06 Jun / all the broken pieces: a novel in verse by Ann E. Burg
Not only will you be unable to put this down, you’ll have to be careful to remember to breathe while reading this unforgettable debut novel written entirely in free verse. By age 10, Matt Pin has already had a harrowing life as a child of war. As one of the first groups of children airlifted out of an imploding Vietnam, Matt begins life anew on the other side of the world with a welcoming mother, father, and little brother. He remains haunted by memories of his birthmother and little brother, even while he refuses to intone the name of his abandoning American birthfather.
Although young Matt left death behind, he cannot escape the relentless nightmares. He fears his new family, as gentle and loving as they are, will send him back if they ever found out what really happened in Vietnam.
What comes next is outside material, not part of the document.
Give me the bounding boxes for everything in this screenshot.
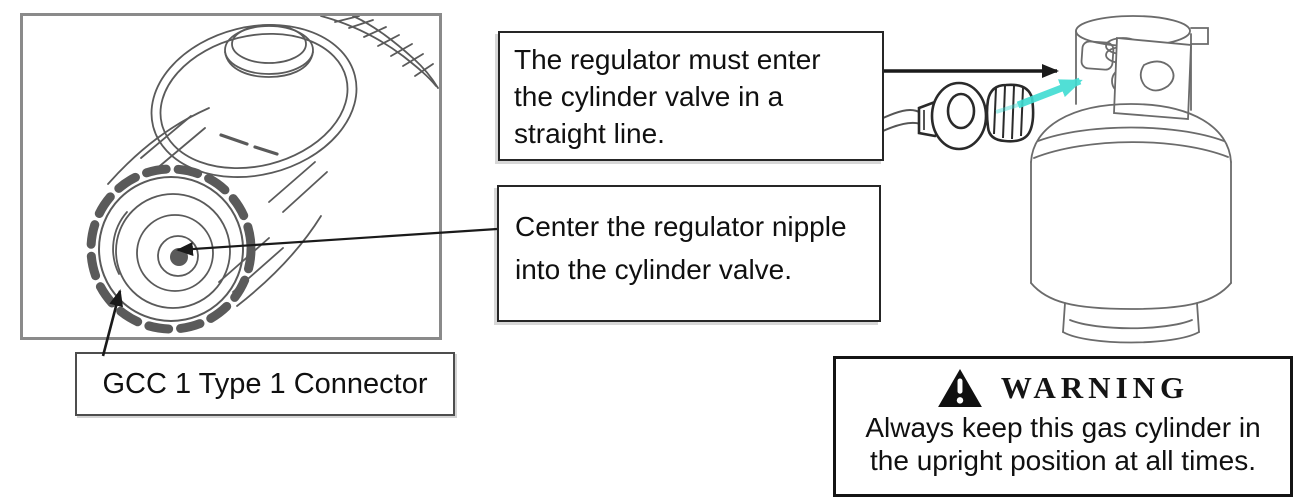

When he makes the baseball team at school, he is bullied by a teammate who lost his older brother to war: “My brother died / because of you.” He finds solace in the music he begins to play, lessons given by a gentle Vietnam vet named Jeff. When Matt finally finds the courage to tell his own story, he not only begins to heal himself, but the many survivors of a senseless war who have come home to broken lives: “She gave her child to a bunch / of American soldiers … / Jeff emphasizes the first syllable / in soldier / as if it were souldiers, / … so we must have done / something good.”
Surely this actual book – its amazingly smooth pages that literally provide tactile comfort with each haunting page, the bass clef (which looks like half a heart in memory of the missing beloved family Matt left behind) that announces each section, and blank staff lines (waiting to be filled with the music of his new life) that mark their pause – is also one of the best examples of why Kindles and other such techno-gadgets can’t ever replace real life books.
And yes, I do have one, only because it was a generous gift to Luddite me. Yes, it sat on my shelves for nine months until I found out I could read manuscripts that people seem to want to send me because my old eyeballs just can’t read off a computer anymore and I feel too guilty printing out massive reams of sacrificed trees. But you’ll have to pry that final book out of my gnarled hands when they finally put me away for good. For now, no Kindle-version of this book is available … it’s a sign! You’ll have to read the actual phenomenal book.